Actually, because many axons continue their express run for
another 0.5 mm, you need to imagine additional annuluses at
0.5 mm spacings, more like a bull's eye target with fading
shades of gray.
Synchrony on a Small Scale
One consequence of the express-train axon is that cells 0.5
mm apart will tend to talk to one another: they will recurrently
excite. While a chasing-their-tails loop is one possibility if
synaptic strengths are quite high, even weak synaptic strengths
have an important consequence: entrainment. Since 1665,
when the Dutch physicist Christiaan Huygens noticed that
pendulum clocks on the same shelf synchronized their ticks
within a half hour, much additional work has been done on
entrainment. A dramatic example from the Phillippines was
reported in Science by Hugh Smith in 1935:
Imagine a tree thirty-five to forty feet high, apparently
with a firefly on every leaf, and all the fireflies flashing
in perfect unison at a rate of about three times in two
seconds, the tree being in complete darkness between
flashes. Imagine a tenth of a mile of river front with an
unbroken line of mangrove trees with fireflies on every
leaf flashing in synchronization, the insects on the trees
at the ends of the line acting in perfect unison with those
between. Then, if one’s imagination is
sufficiently vivid, he may form some conception of this
amazing spectacle.
Even small tendencies to advance the next flash when
stimulated with light will suffice to create a "rush hour."

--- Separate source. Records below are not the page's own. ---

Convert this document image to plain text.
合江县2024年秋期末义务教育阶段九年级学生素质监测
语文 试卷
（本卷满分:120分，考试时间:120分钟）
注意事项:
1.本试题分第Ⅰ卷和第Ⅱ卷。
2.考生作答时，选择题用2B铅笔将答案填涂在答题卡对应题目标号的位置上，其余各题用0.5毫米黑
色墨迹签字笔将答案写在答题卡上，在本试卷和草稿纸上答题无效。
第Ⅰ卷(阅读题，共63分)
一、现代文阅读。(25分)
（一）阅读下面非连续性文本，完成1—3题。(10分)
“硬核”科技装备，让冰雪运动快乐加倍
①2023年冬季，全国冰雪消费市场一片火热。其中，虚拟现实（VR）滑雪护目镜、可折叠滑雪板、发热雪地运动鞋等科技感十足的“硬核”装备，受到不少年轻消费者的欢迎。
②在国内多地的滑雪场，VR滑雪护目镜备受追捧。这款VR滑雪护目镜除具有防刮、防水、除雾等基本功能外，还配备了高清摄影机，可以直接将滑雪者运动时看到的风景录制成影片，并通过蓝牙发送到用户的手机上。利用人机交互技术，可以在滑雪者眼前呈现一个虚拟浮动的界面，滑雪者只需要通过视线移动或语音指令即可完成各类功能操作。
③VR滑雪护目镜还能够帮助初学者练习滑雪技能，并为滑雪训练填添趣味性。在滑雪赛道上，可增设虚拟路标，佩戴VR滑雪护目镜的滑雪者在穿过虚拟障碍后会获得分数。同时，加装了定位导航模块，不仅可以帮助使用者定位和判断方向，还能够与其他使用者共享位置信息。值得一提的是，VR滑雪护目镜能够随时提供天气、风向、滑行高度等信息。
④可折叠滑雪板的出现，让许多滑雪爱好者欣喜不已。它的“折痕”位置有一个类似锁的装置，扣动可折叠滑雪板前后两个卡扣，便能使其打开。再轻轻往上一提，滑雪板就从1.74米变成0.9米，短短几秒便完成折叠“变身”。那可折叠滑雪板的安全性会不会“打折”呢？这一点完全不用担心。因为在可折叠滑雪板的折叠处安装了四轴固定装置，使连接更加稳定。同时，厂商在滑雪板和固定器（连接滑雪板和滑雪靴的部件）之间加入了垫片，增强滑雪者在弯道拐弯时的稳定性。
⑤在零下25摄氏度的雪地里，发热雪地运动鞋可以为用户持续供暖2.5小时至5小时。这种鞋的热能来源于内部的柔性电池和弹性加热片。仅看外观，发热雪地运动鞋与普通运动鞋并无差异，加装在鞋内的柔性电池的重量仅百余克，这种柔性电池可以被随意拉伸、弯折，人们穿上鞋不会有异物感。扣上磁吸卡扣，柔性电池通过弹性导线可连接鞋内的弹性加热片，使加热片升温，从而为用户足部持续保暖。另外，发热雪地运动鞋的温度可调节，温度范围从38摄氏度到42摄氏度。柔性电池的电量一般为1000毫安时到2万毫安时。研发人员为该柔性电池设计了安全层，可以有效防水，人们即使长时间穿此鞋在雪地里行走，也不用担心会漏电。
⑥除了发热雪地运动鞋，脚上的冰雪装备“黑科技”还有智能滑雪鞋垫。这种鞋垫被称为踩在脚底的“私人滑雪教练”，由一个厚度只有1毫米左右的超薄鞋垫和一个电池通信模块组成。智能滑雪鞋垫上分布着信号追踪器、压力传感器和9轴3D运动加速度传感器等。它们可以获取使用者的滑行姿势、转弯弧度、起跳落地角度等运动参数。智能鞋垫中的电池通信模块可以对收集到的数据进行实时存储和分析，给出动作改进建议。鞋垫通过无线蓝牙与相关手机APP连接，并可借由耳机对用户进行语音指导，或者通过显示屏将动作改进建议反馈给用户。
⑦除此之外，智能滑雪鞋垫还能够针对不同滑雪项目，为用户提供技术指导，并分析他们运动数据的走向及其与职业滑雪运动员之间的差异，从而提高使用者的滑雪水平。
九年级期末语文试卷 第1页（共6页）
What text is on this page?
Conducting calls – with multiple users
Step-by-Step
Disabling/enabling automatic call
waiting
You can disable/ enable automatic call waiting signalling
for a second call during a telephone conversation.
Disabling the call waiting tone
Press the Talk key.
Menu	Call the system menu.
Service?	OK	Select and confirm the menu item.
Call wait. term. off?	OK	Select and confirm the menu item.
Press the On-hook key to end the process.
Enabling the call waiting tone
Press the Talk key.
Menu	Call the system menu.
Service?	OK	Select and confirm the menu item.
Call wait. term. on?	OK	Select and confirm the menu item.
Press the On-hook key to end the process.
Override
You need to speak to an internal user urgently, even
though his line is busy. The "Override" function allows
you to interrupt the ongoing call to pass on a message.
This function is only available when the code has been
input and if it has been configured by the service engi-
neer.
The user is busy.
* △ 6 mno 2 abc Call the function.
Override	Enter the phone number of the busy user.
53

Furthermore, you usually do not see waves propagating
through such a population, except perhaps when the flashing is
just beginning or ending.
Relaxation oscillators like neurons and fireflies will get in sync much
more quickly than harmonic oscillators, and even weak interconnections will suffice (Somers and Kopell 1992). So, if several neurons
0.5 mm apart are firing for some reason (perhaps they both respond to
the color yellow), there is a good chance that they will get in sync
some of the time.
This has an interesting consequence: entraining
additional yellow neurons located 0.5 mm from each of the
original pair, to form an equilateral triangle of synchronized
superficial pyramidal neurons (as seen, looking down on the
cortex from above). Of course, yellow-2 and yellow-3 might
themselves entrain a fourth. What we have is a mechanism for
forming a triangular array of synchronized cells, one that can
extend its reach to wherever there are cells already firing, or
close to firing.
Suppose now that we have some other cells responding
to another attribute of a yellow banana, say its curvature. They
too can form their own triangular array. What is the largest
number of triangular arrays? Try to define an area containing
only one member of each triangular array. It turns out to be
hexagonal in shape (corresponding points in adjacent hexagons
are connected by equilateral triangles), 0.5 mm across, and
containing a few hundred minicolumns. Most potential arrays
will, of course, be silent; I tend to imagine fewer than a dozen
actively firing, but the silent ones are likely also important
(were they to become active, they might "fog" the characteristic
spatiotemporal firing pattern).
What we now have is a hexagonal mosaic, formed of the
active and silent triangular arrays. The adjacent hexagons are
nearly identical in their firing patterns. The curved array and
the yellow array need not be synchronized with one another (as
a common form of the binding theory assumes); indeed, they
are likely displaced in time. But the spatiotemporal firing
pattern within the hexagon is now the minimal one: it contains
one member of everything, but never a redundant one. The
microcircuitry within that 0.5 mm hexagon may resonate with
the spatiotemporal pattern. An imposed pattern might be
memorized via long-term potentiation and depression; indeed,
one can imagine reconstituting the spatiotemporal pattern if it
is halted, thanks to the lingering alteration of synapse strengths
from the imposed rhythms creating a new basin of attraction,
conforming any near-fit spatiotemporal patterns to the stored
standard.
It's a minimal Hebbian cell-assembly, potentially capable
of recording the various features of an object or the details of a
movement program. And a hexagon's spatiotemporal firing
pattern is potentially a cerebral code, what represents an object
or idea. Such a pattern is like a little tune (map each of the
several hundred minicolumns to a note on a musical scale).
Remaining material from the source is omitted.